Emerging-Market Stocks Edge Higher As REITs Tumble
The major asset classes dispensed a wide range of performances last week, based on a set of proxy ETFs. Although losses dominated the five trading days through Oct. 7, a handful of markets bucked the trend, led by equities in emerging markets. But the week was overshadowed by the red ink brigade, with US real estate investment trusts (REITs) suffering the biggest setback.
At the top of the list for the winners: Vanguard Emerging Market (VWO), which ticked higher by 0.8%. Meanwhile, last week’s biggest loser, Vanguard REIT (VNQ), shed more than 5% in total return terms.
The negative bias in last week’s trading weighed on an ETF-based version of the Global Markets Index (GMI.F), an investable, unmanaged benchmark that holds all the major asset classes in market-value weights.

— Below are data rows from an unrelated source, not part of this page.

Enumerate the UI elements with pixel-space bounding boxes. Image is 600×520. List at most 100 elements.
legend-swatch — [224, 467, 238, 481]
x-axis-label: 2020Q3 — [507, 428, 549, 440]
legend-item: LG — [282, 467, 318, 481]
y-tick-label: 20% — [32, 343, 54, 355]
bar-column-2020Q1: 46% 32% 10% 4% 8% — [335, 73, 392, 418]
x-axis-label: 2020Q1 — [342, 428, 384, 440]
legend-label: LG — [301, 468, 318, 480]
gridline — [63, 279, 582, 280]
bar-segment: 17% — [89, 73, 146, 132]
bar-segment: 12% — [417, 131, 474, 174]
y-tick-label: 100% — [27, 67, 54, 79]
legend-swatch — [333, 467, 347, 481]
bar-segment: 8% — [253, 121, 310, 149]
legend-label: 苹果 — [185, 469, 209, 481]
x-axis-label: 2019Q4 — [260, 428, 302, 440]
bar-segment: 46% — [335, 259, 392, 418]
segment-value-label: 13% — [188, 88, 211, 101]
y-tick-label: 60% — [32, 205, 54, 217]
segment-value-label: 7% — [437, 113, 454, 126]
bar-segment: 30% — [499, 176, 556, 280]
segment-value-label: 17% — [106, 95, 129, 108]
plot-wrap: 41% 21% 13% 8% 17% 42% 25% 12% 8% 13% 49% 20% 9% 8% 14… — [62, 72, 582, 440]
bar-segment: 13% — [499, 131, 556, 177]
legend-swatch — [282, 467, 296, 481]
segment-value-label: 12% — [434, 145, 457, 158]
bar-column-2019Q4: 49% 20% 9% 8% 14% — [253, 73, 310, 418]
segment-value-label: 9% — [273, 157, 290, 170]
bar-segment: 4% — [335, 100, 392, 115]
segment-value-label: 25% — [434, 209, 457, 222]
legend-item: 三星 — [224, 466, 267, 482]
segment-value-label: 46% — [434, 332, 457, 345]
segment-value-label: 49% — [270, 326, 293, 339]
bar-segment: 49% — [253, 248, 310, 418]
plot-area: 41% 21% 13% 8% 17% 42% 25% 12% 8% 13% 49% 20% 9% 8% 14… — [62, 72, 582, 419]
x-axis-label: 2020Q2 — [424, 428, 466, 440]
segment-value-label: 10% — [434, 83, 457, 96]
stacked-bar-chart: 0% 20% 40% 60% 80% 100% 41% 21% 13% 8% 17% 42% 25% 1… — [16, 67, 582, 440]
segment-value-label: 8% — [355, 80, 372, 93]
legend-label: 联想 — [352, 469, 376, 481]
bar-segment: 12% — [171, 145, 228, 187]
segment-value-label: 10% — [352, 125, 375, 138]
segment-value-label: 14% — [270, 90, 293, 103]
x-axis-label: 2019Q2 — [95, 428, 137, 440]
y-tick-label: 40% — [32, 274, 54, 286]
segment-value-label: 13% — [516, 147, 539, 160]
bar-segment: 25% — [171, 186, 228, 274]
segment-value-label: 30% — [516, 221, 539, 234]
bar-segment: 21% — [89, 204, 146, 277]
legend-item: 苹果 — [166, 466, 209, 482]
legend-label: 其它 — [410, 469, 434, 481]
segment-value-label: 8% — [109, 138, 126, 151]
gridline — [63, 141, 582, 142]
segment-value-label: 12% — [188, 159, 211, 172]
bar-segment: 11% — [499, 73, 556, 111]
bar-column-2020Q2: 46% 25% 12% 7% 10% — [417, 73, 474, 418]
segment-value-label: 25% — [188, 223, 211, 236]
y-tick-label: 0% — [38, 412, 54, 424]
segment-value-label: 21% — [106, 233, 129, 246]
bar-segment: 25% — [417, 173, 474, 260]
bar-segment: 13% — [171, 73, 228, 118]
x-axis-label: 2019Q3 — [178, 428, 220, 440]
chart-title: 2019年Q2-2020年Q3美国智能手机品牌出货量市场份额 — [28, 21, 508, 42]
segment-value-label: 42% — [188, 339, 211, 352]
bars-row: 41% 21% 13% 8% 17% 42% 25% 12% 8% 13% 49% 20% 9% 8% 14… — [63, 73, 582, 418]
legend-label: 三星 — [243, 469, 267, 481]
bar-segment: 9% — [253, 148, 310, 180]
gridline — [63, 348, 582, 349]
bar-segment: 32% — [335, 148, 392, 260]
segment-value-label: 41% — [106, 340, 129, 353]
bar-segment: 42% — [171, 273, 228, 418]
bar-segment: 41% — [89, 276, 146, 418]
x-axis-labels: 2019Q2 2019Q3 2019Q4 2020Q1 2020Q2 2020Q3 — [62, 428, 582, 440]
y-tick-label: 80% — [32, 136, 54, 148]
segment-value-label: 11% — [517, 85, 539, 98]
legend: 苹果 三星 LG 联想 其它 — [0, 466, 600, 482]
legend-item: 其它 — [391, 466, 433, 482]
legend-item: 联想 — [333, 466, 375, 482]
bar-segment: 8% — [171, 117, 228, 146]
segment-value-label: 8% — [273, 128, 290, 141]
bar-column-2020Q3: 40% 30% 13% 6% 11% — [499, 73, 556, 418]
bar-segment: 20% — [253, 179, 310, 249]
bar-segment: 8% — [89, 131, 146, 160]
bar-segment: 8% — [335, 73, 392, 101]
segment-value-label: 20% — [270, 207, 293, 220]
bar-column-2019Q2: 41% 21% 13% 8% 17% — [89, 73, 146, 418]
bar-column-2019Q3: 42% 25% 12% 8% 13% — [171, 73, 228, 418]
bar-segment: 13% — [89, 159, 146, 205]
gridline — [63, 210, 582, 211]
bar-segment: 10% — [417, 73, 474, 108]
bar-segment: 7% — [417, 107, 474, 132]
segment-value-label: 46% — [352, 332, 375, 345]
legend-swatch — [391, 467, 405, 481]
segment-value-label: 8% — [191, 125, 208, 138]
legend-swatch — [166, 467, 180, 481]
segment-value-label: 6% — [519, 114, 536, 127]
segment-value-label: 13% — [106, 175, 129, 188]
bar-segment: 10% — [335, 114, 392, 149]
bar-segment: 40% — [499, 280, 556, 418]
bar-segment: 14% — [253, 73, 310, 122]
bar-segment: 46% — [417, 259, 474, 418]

GMI.F lost 0.9% in the five trading days through Friday.
The correction in REITs, which has been unfolding for much of the past two months, has knocked the asset class off its perch for the trailing one-year column. No longer leading the field, VNQ has slipped to third place in the one-year (252 trading days) column for the major asset classes. The current leader: VanEck Vectors JP Morgan Emerging Market Local Currency Bond (EMLC), which is ahead by 11.4% for the year through Oct. 7.
The sole case of red ink for one-year performances: broadly defined commodities. The iPath Bloomberg Commodity ETN (DJP) is off by 6.3% for the 12 months through last week’s close.
Meantime, GMI.F continues to hold on to a moderate gain for the one-year comparison. The benchmark is ahead by 5.8% for the year through Oct. 7.